The occurrence of the doily in this remarkable nonunimodular ring-theoretic setting is quite intriguing. We checked, case by case, all non-commutative associative rings with unity up to order 31 inclusive and found, up to the isomorphism, no other ring having a similar property. However, there does exist a ring of order 32 which is a promising candidate in this respect. This particular ring features 21 non-unimodular free cyclic submodules whose mutual relations seem to be expressible in terms of the structure of the split Cayley hexagon of order two; the latter is, like the doily, a generalized polygon and a distinguished subgeometry of the symplectic polar space of type $W(5,2)$ at that. We, therefore, surmise that the “phenomenon” described above is an example of a more general mathematical rule linking ring geometry and polar spaces (or generalized polygons).

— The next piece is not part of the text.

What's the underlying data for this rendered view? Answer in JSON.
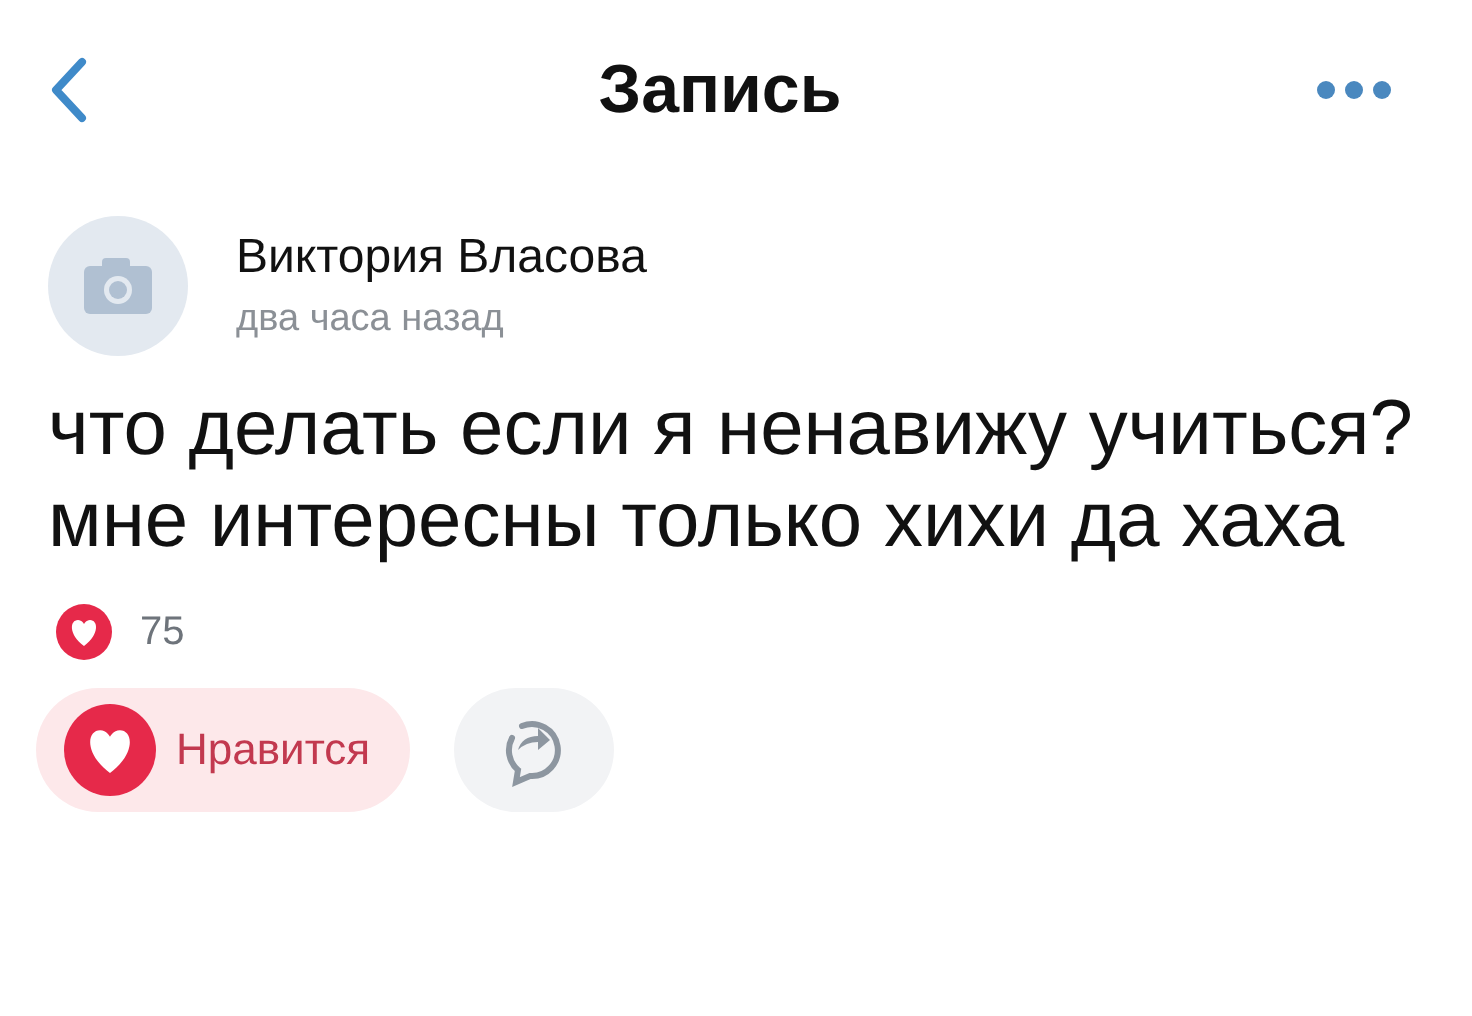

This doily-based setting is also of considerable interest in view of possible physical applications. For example, among the finite geometric concepts relevant for the theory of quantum information, the doily—though in various disguises—has been recognized to play the foremost role. Firstly, being isomorphic to the symplectic polar space of type $W(3,2)$, it underlies the commutation relations between the elements of the two-qubit Pauli group [5] and provides us with the simplest settings for observable proofs of quantum contextuality. Secondly, being isomorphic to a non-singular quadric of type $\mathcal{Q}(4,2)$, it also lies in the heart of a remarkable magic three-qubit Veldkamp line of form theories of gravity and its four-qubit extensions [6]. Finally, being a subquadrangle of a generalized quadrangle of type GQ(2, 4), it enters in an essential way certain black-hole entropy formulas and the so-called black-hole/qubit correspondence [7].

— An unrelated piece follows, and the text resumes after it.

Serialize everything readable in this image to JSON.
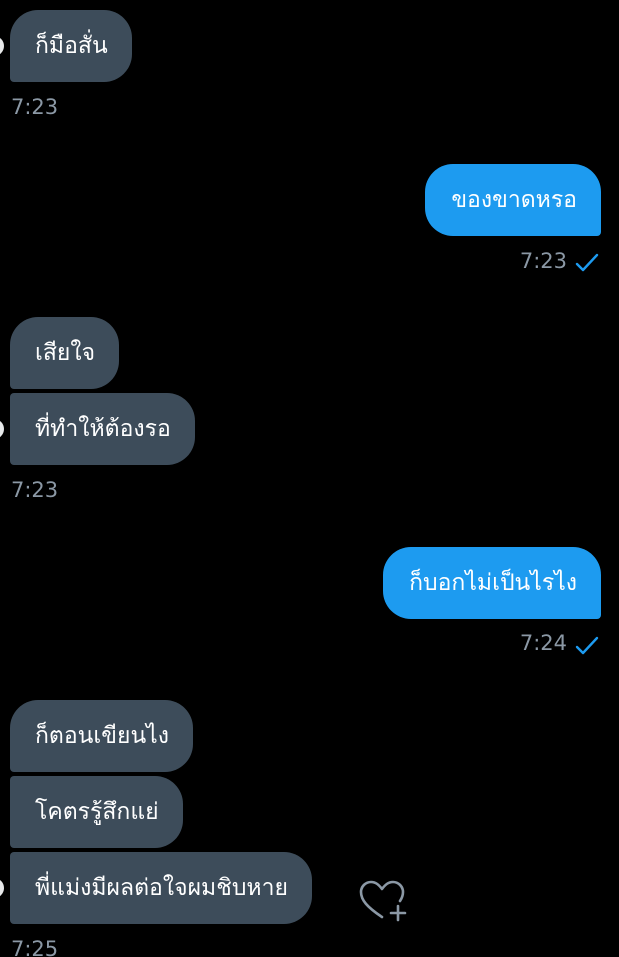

It is, in particular, the first aspect of the above-mentioned three ones that our non-unimodular doily has a particular link to. For if we label its 15 points by the 15 elements (identity disregarded) of the two-qubit Pauli group in such a way that each of its 15 lines features three pairwise commuting elements, then each of the ten labeled copies of GQ(2,1) (also known in the physics community as Mermin “magic” squares) contained in the doily furnishes an observable-based proof of quantum contextuality (see, e.g., Section 2 and Figure 3 of [6] for a particularly illustrative description of this quantum phenomenon). It is quite appealing to realize that not only does our non-unimodular geometry exhibit the doily, but it also selects in the latter a particular copy of GQ(2,1) (see Figure 3). Moreover, it has recently been shown [8] that this contextual character of GQ(2,1) is preserved also for doilies embedded in arbitrary symplectic polar spaces of type $W(2N-1,2)$ and, thus, labeled by elements of the arbitrary N-qubit Pauli group, $N\ge 2$.